Box nozzle for ladles and the like, according to the above claims, characterized by the fact that said springs (40) consist of an assembly of Belleville washers (41) inserted on a pin (43) between a flanged bush (42) and a threaded cap (45); wherein said threaded cap (45) is screwed into threaded holes (22) positioned in the cover (20) on the long sides of the tilting frame (50) on which rests said flanged bush (42).
Box nozzle for ladles and the like, according to the above claim, characterized by the fact that said springs (4) consist of an assembly of Belleville washers (41) inserted on a pin (43) between a flanged bush (42) and a threaded cap (45); wherein said threaded cap (45) is screwed into a ring (46), threaded both inside and out, which, in turn, is screwed into threaded holes (22), positioned in the cover (20) on the long sides of the tilting frame (50), on which rests said flanged bush (42).
Box nozzle for ladles and the like, according to the above claims, characterized by the fact that on the long sides of said door (20) there are conduits (47) carrying air under pressure to cool the spring assemblies (40).
Box nozzle for ladles and the like according to the above claims, characterized by the fact that both the upper face of the fixed refractory plate (30) and the lower face of the refractory plate (70) which slides with slide (60), as well as the sides of both are metal clad; wherein, moreover, beneath said sliding refractory plate (70) there is a coupling made of refractory material (71) also metal clad; said refractory coupling (71) being further protected by a ferule (82) which provides basal support for a heat shield (81), all carried by slide (60).

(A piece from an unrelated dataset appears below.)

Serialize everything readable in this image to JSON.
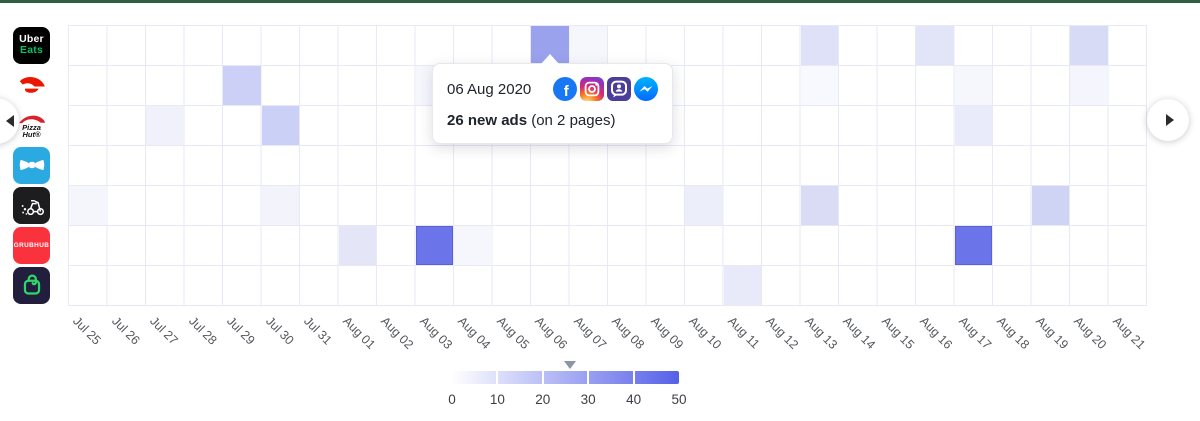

Box nozzle for ladles and the like, according to the previous claims, characterized by the fact that said cover (20) is further held, in a safe position, by said fixed upper metal plate (10) by means of a pair of swivelling catches (14) with magnets (18) that maintain contact with the cover (20); the swivelling of said catches assures the end of the tighening of the nuts (14) on bolts (13) which retain the cover (20).
Box nozzle for ladles and the like, according to the above claims, characterized by the fact that the connecting bolts (13) between the fixed upper metal plate (10) and cover (20) are tightened to a flush position which unequivocally establishes the relative position between said plate (10) and said cover (20).
Box nozzle for ladles and the like, according to the above claims, substantially constructed and installed as described and illustrated herein.